Last week, during a short trip with my boss, I went to the hotel lobby to have a beer before bed. I wanted to read, and the lights weren't on, but I found myself at a loss for how to ask the bartender to turn them on."A little dark in here," I said, pointing at the lights.
The young barkeep look confused.
"Too dark in here," said I, pointing now at my magazine and feeling mighty passive-aggressive indeed.
"开灯!" exclaimed the man. Kai deng - literally 'open light' - turn on the lights.
Embarassed as I was, I shall not forget it soon.
And so it goes: in exchange for all the bumblings and embarassments of acquiring a second language, one gets to be witness to a process that we were all too young to notice the first time around - the formation of one's idiolect.
Kai deng is a common enough phrase, (although certainly open for analogical use,) but what of other words and phrases that are more obscure or prone to idiosyncratic inflection? How do they come to be ours?
In one of the dialogues I listened to on a Chinese language website I am using, http://www.chinesepod.com/, a drug user approaches a drug dealer to try and score some goods.
"Don't worry," he says. "Your friend Joe sent me."
"Ah," replies the dealer, "you are ziji ren!"
Dzi jee ren - 自己人, literally 'ourself person.'
"Ah," he says, "you are one of us!"
Not long after hearing this dialogue, I was explaining to my tutor the differences between Judaism and Christianity.
"Christians think Jesus is the son of God," I told her. "But Jews don't agree. We think he is just ziji ren."
He is just one of us. Easy to translate, and yet, ziji ren is not one of us. Not exactly. It is, like any word or phrase, a conceptually discrete particle of an infinitely generative yet entirely self-referential system. For me, ziji ren has come to be inflected with drug users and contested messiahs, and I'm sure it will continue to evolve in idiosyncratic connotation. But no one can know exactly what ziji ren means to me, what associative bells are set off in my mind when I use it. What is interesting to me about studying Chinese is that I am coming to see why this doesn't matter. My tutor didn't have to know my personal etymology of ziji ren anymore than the barkeep had to actually hear me say 'kai deng,' because there is something more basic occurring when we are speaking to each other, and that is the fact of our physical togetherness.
Quite recently, neuroscientists began to study pairs of people instead of isolated individuals. The theory behind such experiments is that studying a brain in isolation to see how it works is a bit like studying someone's face to see what they are thinking, but without taking into account what they are looking at. Not surprisingly, what these scientists are finding is that our minds adjust to each other. If you are angry, I am likely to be defensive. If you are at ease, I am likely to be at ease. Of course that is a simplification, but what it points to, for me, is that in a given interaction, our being with each other is more important than the actual intercourse of linguistic meanings.

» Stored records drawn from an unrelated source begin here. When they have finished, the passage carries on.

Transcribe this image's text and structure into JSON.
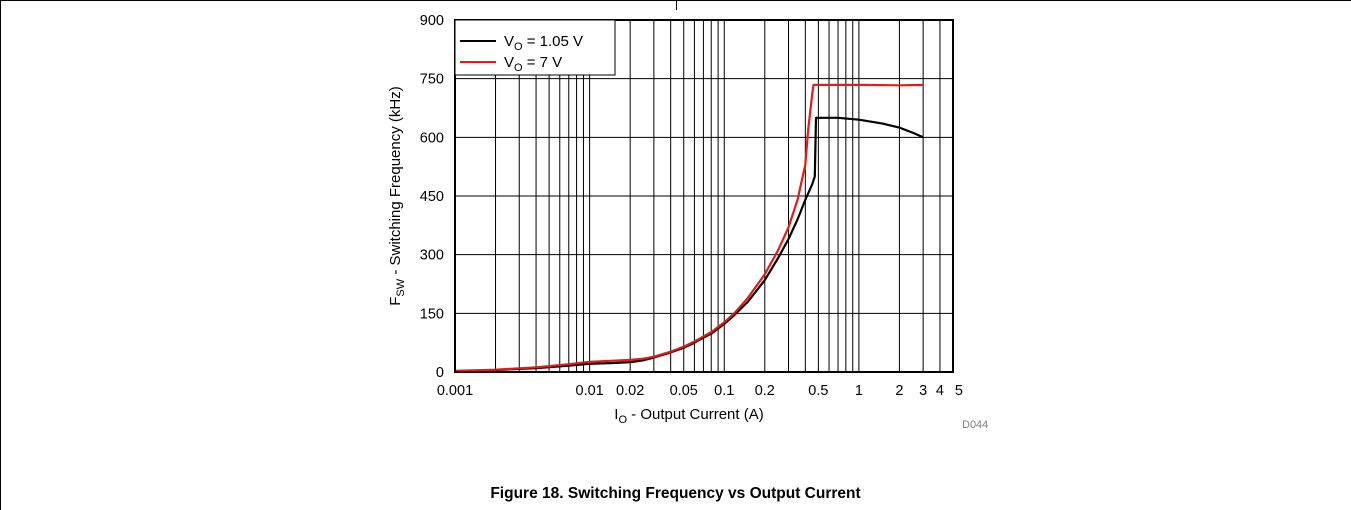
{
  "caption": "Figure 18. Switching Frequency vs Output Current",
  "figure_code": "D044",
  "chart_data": {
    "type": "line",
    "x_scale": "log",
    "xlim": [
      0.001,
      5
    ],
    "ylim": [
      0,
      900
    ],
    "grid": true,
    "legend_position": "top-left",
    "ylabel": {
      "main": "F",
      "sub": "SW",
      "rest": " - Switching Frequency (kHz)"
    },
    "xlabel": {
      "main": "I",
      "sub": "O",
      "rest": " - Output Current (A)"
    },
    "y_ticks": [
      "0",
      "150",
      "300",
      "450",
      "600",
      "750",
      "900"
    ],
    "y_tick_values": [
      0,
      150,
      300,
      450,
      600,
      750,
      900
    ],
    "x_ticks": [
      "0.001",
      "0.01",
      "0.02",
      "0.05",
      "0.1",
      "0.2",
      "0.5",
      "1",
      "2",
      "3",
      "4",
      "5"
    ],
    "x_tick_values": [
      0.001,
      0.01,
      0.02,
      0.05,
      0.1,
      0.2,
      0.5,
      1,
      2,
      3,
      4,
      5
    ],
    "series": [
      {
        "name": {
          "main": "V",
          "sub": "O",
          "rest": " = 1.05 V"
        },
        "color": "#000000",
        "points": [
          [
            0.001,
            2
          ],
          [
            0.002,
            5
          ],
          [
            0.004,
            10
          ],
          [
            0.007,
            16
          ],
          [
            0.01,
            21
          ],
          [
            0.015,
            23
          ],
          [
            0.02,
            25
          ],
          [
            0.025,
            30
          ],
          [
            0.03,
            37
          ],
          [
            0.04,
            50
          ],
          [
            0.05,
            62
          ],
          [
            0.06,
            75
          ],
          [
            0.07,
            88
          ],
          [
            0.08,
            98
          ],
          [
            0.1,
            123
          ],
          [
            0.12,
            147
          ],
          [
            0.15,
            180
          ],
          [
            0.2,
            235
          ],
          [
            0.25,
            290
          ],
          [
            0.3,
            340
          ],
          [
            0.35,
            390
          ],
          [
            0.4,
            440
          ],
          [
            0.45,
            480
          ],
          [
            0.47,
            500
          ],
          [
            0.48,
            650
          ],
          [
            0.7,
            650
          ],
          [
            1,
            645
          ],
          [
            1.5,
            635
          ],
          [
            2,
            625
          ],
          [
            2.5,
            612
          ],
          [
            3,
            600
          ]
        ]
      },
      {
        "name": {
          "main": "V",
          "sub": "O",
          "rest": " = 7 V"
        },
        "color": "#e41b17",
        "points": [
          [
            0.001,
            3
          ],
          [
            0.002,
            6
          ],
          [
            0.004,
            12
          ],
          [
            0.007,
            20
          ],
          [
            0.01,
            26
          ],
          [
            0.015,
            29
          ],
          [
            0.02,
            31
          ],
          [
            0.025,
            34
          ],
          [
            0.03,
            39
          ],
          [
            0.04,
            52
          ],
          [
            0.05,
            65
          ],
          [
            0.06,
            78
          ],
          [
            0.07,
            91
          ],
          [
            0.08,
            102
          ],
          [
            0.1,
            127
          ],
          [
            0.12,
            152
          ],
          [
            0.15,
            190
          ],
          [
            0.2,
            250
          ],
          [
            0.25,
            310
          ],
          [
            0.3,
            370
          ],
          [
            0.35,
            440
          ],
          [
            0.4,
            530
          ],
          [
            0.42,
            620
          ],
          [
            0.45,
            710
          ],
          [
            0.46,
            734
          ],
          [
            1,
            734
          ],
          [
            2,
            733
          ],
          [
            3,
            734
          ]
        ]
      }
    ]
  }
}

Words seem to be something like skiffs in which we ride atop a river more generous and diverse than language on its own ever could be. It is like this for everyone, but the ease of our naturally acquired mother tongues obscures a lot of the rest of what is going into communication. My rickety Chinese skiff does no such thing.
If I may switch metaphors, my Chinese at this point is like some strange puppet which I have pieced together over the past couple years, an accrued weight of the mind which I can animate and use but which cannot yet surmount its own inertia. And often in conversation the puppet lies collapsed, exhausted and limbs entangled, between myself and whomever I'm speaking with. And yet is not the fact of our being together, the reality of our mutual effects on each other, still more basic than the paucity of words?
It certainly doesn't feel that way if I am afraid or embarassed or angry. But if I am calm or happy; if, above all, I can behold an honest-to-God specific, sensitive person in front of me instead of a judge, then there is space to see the deeper communication that is present, that is necessarily present in any relationship.
To end, then, a story not from China but from Nepal, when I was there four years ago.
One evening my friend Ang and I were walking around the city of Pokhara and decided to stop and watch a small dance performance that was going on at a restaurant. We ordered drinks and sat amongst the other diners and watched some Nepalese folk dancing for a while. After half an hour or so, the show proper ended and the dancers and musicians began calling for the small audience to come up on stage and dance. As usual in that type of situation, I was reticent to go, but soon we were swept up onto the floor and had begun dancing with the performers and some of the other folks from the crowd. Among them were a few Japanese tourists, including several older women. Now, American teenagers have their reasons to be reticent to dance in public, but I can't imagine that they surpass those of elderly Japanese women. These women were up, however, and dancing, and soon we were all having a pretty good time. The Nepalese dancers were twirling and bringing drums onto the floor. People jumped and danced with each other and alone, and it was really a wonderful, impromptu thing. The song crescendoed to an ending, and in the energetically pregnant first moment of quiet, I caught eyes with one of the elderly Japanese women.
And there it was - as naturally as if we were basketball teammates celebrating a point, she raised up her hand for a big high-five. High-five we did, clasping hands and laughing for a moment, and then off we went our separate ways.